Separate parts of Kakheti are called Garekakheti (middle year of the river Iori), Kiziki (between the lower reaches of the Ivri and Alazani rivers), Shida Kakheti (right bank of the Alazani river), and Gaghmakhari (left bank of the Alazani river).

Kakheti Caucasus beautifully run down the steep slopes of the Alazani Plain. Kakheti is connected to Tusheti by the Abano Pass on the Caucasus ridge. The territory of the region includes Vashlovani National Park, Tusheti National Park, Ilto Reserve, Korugi Reserve, Lagodekhi Reserve, Iori Reserve, and Chachuni Reserve. Nature is very diverse in this area, with semi-deserts, evergreen forests, plains, meadows, and even subalpine vegetation.

Alazani Valley has a moderate subtropical climate. The average temperature is 0 in the winter and 23-25 in the summer. Outside Kakheti (Iori plateau, mountains in front of Gombori and Yalno ridges) has a dry subtropical climate.

The average temperature in winter is 0 to -2.3 and 23-25 in the summer. The weather is relatively cold on the Tsivgombori ridge.

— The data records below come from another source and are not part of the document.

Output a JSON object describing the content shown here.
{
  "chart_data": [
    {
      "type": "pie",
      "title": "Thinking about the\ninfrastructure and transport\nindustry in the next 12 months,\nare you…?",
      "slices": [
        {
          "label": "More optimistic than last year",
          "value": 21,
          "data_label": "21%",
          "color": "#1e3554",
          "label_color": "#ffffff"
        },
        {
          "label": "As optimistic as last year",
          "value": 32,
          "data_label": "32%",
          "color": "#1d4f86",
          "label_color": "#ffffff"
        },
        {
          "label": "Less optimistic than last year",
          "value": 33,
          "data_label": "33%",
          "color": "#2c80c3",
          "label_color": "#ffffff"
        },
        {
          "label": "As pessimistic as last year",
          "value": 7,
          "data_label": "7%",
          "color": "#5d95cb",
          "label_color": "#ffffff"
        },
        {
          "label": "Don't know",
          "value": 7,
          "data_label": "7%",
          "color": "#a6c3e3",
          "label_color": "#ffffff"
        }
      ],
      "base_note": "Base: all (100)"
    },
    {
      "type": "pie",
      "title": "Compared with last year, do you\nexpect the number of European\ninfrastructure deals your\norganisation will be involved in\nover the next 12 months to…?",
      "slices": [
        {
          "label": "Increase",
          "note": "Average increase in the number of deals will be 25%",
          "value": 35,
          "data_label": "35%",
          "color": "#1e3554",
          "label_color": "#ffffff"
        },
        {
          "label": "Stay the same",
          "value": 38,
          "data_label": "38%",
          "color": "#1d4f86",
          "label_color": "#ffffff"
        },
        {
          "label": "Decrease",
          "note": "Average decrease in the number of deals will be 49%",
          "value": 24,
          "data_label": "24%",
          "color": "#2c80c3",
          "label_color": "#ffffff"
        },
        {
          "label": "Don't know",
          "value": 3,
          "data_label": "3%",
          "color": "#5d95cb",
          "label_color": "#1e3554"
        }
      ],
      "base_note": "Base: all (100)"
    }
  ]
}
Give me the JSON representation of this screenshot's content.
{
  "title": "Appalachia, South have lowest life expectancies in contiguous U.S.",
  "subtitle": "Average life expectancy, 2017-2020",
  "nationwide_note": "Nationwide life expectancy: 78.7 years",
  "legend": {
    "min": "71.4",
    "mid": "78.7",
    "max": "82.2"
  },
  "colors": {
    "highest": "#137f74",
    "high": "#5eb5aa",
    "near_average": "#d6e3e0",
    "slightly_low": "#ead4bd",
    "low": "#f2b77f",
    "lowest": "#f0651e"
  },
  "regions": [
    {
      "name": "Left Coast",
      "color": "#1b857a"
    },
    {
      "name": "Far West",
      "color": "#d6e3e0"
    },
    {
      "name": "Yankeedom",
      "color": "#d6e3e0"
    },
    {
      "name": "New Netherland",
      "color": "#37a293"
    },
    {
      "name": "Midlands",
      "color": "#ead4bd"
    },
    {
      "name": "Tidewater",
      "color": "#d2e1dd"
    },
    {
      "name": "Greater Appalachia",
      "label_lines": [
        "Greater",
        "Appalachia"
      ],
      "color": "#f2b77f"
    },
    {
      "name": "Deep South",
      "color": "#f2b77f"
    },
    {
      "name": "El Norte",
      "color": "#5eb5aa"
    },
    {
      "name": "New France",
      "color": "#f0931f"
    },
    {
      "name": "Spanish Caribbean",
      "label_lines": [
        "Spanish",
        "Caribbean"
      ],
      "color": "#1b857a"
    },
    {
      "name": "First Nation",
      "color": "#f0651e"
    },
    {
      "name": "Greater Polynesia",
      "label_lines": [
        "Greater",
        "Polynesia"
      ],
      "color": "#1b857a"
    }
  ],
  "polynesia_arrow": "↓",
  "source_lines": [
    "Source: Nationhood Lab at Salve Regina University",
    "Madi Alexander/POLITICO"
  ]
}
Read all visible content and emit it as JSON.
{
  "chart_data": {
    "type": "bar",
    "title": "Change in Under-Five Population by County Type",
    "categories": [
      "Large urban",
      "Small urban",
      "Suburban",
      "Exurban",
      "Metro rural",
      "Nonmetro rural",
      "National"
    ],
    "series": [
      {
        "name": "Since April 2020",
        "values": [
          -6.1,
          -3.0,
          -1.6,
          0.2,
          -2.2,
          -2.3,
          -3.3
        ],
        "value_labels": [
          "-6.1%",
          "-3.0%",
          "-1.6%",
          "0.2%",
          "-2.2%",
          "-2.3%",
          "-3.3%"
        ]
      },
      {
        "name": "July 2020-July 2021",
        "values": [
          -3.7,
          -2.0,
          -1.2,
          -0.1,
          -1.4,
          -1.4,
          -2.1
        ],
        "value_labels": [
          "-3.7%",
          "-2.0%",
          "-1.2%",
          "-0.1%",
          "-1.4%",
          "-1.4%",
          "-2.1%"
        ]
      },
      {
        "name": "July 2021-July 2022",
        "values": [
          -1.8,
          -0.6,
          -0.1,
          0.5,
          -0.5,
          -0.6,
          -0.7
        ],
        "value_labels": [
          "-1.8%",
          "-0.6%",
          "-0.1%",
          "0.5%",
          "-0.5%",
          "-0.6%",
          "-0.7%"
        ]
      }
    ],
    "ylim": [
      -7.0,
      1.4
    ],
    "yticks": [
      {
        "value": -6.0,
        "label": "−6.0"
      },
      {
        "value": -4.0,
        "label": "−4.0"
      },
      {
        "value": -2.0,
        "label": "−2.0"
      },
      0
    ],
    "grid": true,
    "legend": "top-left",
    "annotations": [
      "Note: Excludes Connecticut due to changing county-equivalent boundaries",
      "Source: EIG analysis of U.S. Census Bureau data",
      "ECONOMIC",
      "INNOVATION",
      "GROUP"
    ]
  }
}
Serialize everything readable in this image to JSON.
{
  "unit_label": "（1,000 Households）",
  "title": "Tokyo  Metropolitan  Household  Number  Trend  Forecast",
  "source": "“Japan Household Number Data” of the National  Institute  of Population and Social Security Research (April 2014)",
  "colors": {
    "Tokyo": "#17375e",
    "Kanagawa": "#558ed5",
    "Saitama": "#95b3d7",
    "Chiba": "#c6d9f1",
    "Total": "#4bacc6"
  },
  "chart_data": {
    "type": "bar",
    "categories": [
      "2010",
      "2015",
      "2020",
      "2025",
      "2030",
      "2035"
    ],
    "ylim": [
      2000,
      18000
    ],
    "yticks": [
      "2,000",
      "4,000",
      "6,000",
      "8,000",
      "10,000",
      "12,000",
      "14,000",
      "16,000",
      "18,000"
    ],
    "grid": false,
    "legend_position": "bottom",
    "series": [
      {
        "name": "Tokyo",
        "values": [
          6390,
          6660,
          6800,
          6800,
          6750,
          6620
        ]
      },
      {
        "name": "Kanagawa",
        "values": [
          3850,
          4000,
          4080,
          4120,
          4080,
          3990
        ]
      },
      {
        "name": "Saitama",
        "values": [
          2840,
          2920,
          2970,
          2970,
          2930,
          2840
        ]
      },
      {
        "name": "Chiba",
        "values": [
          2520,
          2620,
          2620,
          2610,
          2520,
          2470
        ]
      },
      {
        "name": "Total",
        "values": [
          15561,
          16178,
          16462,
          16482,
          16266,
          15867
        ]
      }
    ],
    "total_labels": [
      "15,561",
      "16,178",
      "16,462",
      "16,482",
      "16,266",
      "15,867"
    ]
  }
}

The lowest point of the region is Eldar plain (90-150 m above sea level), and the highest is Tebulo mountain (4493 m).

Kakheti is one of the most outstanding regions of Georgia with its economic potential. The diversity of natural conditions has defined the agricultural profile of the region, and the region’s specialization in winemaking is not accidental. The main share in the region’s well developed food industry falls on the wine production and international tourism.